High rates of multidrug-resistant and rifampicin-resistant tuberculosis among re-treatment cases: where do they come from? Romain Ragonnet, James M. Trauer, Justin T. Denholm, Ben J. Marais and Emma S. McBryde. BMC Infectious Diseases:36, doi: 10.1186/s12879-016-2171-1 Published: 6 January 2017


Abstract

Background

Globally 3.9% of new and 21% of re-treatment tuberculosis (TB) cases are multidrug-resistant or rifampicin-resistant (MDR/RR), which is often interpreted as evidence that drug resistance results mainly from poor treatment adherence. This study aims to assess the respective contributions of the different causal pathways leading to MDR/RR-TB at re-treatment.

Methods

We use a simple mathematical model to simulate progression between the different stages of disease and treatment for patients diagnosed with TB. The model is parameterised using region and country-specific TB disease burden data reported by the World Health Organization (WHO). The contributions of four separate causal pathways to MDR/RR-TB among re-treatment cases are estimated: I) initial drug-susceptible TB with resistance amplification during treatment; II) initial MDR/RR-TB inappropriately treated as drug-susceptible TB; III) MDR/RR-TB relapse despite appropriate treatment; and IV) re-infection with MDR/RR-TB.

Results

At the global level, Pathways I, II, III and IV contribute 38% (28–49, 95% Simulation Interval), 44% (36–52, 95% SI), 6% (5–7, 95% SI) and 12% (7–19, 95% SI) respectively to the burden of MDR/RR-TB among re–treatment cases.
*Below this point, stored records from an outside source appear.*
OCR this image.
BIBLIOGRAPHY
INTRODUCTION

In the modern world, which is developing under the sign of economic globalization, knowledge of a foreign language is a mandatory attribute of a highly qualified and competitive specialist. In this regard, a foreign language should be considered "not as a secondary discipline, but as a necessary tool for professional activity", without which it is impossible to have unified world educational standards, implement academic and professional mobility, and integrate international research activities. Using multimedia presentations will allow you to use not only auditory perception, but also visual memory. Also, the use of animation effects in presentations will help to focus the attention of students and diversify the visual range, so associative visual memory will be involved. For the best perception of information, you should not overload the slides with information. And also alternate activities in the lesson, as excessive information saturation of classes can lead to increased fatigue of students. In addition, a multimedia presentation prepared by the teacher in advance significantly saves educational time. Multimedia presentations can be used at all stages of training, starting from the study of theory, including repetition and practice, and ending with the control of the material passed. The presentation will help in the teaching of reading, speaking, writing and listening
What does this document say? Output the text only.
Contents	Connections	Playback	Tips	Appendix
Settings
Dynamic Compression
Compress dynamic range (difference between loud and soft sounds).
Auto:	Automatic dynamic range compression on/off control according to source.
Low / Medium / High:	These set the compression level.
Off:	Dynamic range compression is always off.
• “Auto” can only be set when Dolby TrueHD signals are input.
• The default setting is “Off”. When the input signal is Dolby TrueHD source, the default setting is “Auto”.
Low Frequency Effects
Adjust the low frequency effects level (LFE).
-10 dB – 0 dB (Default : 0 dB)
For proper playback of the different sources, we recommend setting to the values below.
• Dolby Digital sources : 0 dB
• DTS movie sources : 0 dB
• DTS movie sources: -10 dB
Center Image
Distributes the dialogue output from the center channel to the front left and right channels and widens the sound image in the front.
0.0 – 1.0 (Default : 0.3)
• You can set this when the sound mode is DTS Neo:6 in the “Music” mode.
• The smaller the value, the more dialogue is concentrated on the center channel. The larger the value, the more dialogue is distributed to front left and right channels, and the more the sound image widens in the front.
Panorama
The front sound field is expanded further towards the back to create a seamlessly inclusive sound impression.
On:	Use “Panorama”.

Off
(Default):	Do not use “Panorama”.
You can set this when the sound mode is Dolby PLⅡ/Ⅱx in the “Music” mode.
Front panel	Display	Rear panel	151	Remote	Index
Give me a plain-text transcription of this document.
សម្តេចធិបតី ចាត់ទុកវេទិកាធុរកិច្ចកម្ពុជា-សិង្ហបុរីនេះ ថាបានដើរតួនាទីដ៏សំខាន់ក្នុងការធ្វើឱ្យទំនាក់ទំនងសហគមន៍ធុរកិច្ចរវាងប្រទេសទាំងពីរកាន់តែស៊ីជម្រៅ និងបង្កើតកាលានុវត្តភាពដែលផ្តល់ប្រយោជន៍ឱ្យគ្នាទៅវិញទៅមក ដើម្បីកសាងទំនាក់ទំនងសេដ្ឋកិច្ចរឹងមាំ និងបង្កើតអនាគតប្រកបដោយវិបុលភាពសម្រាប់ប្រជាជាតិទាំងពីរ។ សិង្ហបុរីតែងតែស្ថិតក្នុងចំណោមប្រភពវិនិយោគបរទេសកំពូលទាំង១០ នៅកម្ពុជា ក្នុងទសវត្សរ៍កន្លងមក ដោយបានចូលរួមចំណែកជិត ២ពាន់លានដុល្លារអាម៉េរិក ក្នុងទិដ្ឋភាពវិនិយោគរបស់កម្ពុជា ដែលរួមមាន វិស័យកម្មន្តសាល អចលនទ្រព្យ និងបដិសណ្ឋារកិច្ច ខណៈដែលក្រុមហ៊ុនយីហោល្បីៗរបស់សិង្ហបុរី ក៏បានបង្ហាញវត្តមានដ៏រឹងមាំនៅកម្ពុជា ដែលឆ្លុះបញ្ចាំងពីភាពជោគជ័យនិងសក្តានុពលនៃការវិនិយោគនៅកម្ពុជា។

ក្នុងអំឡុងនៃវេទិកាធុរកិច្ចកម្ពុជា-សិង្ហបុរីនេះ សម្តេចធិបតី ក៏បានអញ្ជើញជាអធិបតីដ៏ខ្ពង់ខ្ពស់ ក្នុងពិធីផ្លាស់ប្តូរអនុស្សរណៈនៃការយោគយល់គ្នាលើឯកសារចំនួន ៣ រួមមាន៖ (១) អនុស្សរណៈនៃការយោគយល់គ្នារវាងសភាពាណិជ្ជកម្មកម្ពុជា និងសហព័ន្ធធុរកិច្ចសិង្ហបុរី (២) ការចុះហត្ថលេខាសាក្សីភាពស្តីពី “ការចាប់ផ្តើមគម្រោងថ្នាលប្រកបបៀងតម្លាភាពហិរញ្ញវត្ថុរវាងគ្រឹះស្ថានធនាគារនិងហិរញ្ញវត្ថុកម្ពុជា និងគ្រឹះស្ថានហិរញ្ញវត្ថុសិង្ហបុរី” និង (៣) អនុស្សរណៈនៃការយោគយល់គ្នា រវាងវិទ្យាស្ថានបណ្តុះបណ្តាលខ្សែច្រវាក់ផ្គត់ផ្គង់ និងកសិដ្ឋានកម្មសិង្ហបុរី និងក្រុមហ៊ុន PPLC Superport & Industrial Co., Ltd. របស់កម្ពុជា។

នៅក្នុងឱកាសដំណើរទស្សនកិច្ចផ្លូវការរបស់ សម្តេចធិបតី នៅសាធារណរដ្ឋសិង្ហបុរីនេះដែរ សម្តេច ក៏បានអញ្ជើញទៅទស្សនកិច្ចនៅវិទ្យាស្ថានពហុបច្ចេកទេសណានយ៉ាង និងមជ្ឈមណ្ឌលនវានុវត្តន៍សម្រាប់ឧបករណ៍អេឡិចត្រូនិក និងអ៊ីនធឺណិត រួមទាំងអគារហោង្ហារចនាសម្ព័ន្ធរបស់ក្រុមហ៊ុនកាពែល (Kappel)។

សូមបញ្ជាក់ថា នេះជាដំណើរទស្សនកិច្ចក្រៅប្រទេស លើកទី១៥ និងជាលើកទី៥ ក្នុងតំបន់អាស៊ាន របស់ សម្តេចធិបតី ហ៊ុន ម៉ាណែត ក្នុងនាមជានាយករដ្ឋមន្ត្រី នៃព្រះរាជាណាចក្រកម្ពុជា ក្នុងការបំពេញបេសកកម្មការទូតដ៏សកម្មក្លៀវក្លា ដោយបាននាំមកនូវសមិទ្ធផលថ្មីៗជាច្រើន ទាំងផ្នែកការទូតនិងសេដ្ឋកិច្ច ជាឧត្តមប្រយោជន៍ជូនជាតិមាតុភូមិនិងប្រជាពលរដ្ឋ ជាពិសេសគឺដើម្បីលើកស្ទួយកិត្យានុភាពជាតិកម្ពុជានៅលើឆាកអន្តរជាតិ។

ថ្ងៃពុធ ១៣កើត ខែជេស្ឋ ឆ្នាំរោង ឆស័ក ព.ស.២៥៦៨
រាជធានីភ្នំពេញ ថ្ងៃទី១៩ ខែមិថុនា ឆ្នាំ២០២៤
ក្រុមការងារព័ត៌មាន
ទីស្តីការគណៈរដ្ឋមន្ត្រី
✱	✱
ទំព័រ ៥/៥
Pathway II is dominant in the Western Pacific (74%; 67–80 95% SI), Eastern Mediterranean (68%; 60–74 95% SI) and European (53%; 48–59 95% SI) regions, while Pathway I makes the greatest contribution in the American (53%; 40–66 95% SI), African (43%; 28–61 95% SI) and South-East Asian (50%; 40–59 95% SI) regions.

Conclusions

Globally, failure to diagnose MDR/RR-TB at first presentation is the leading cause of the high proportion of MDR/RR-TB among re-treatment cases. These findings highlight the need for contextualised solutions to limit the impact and spread of MDR/RR-TB.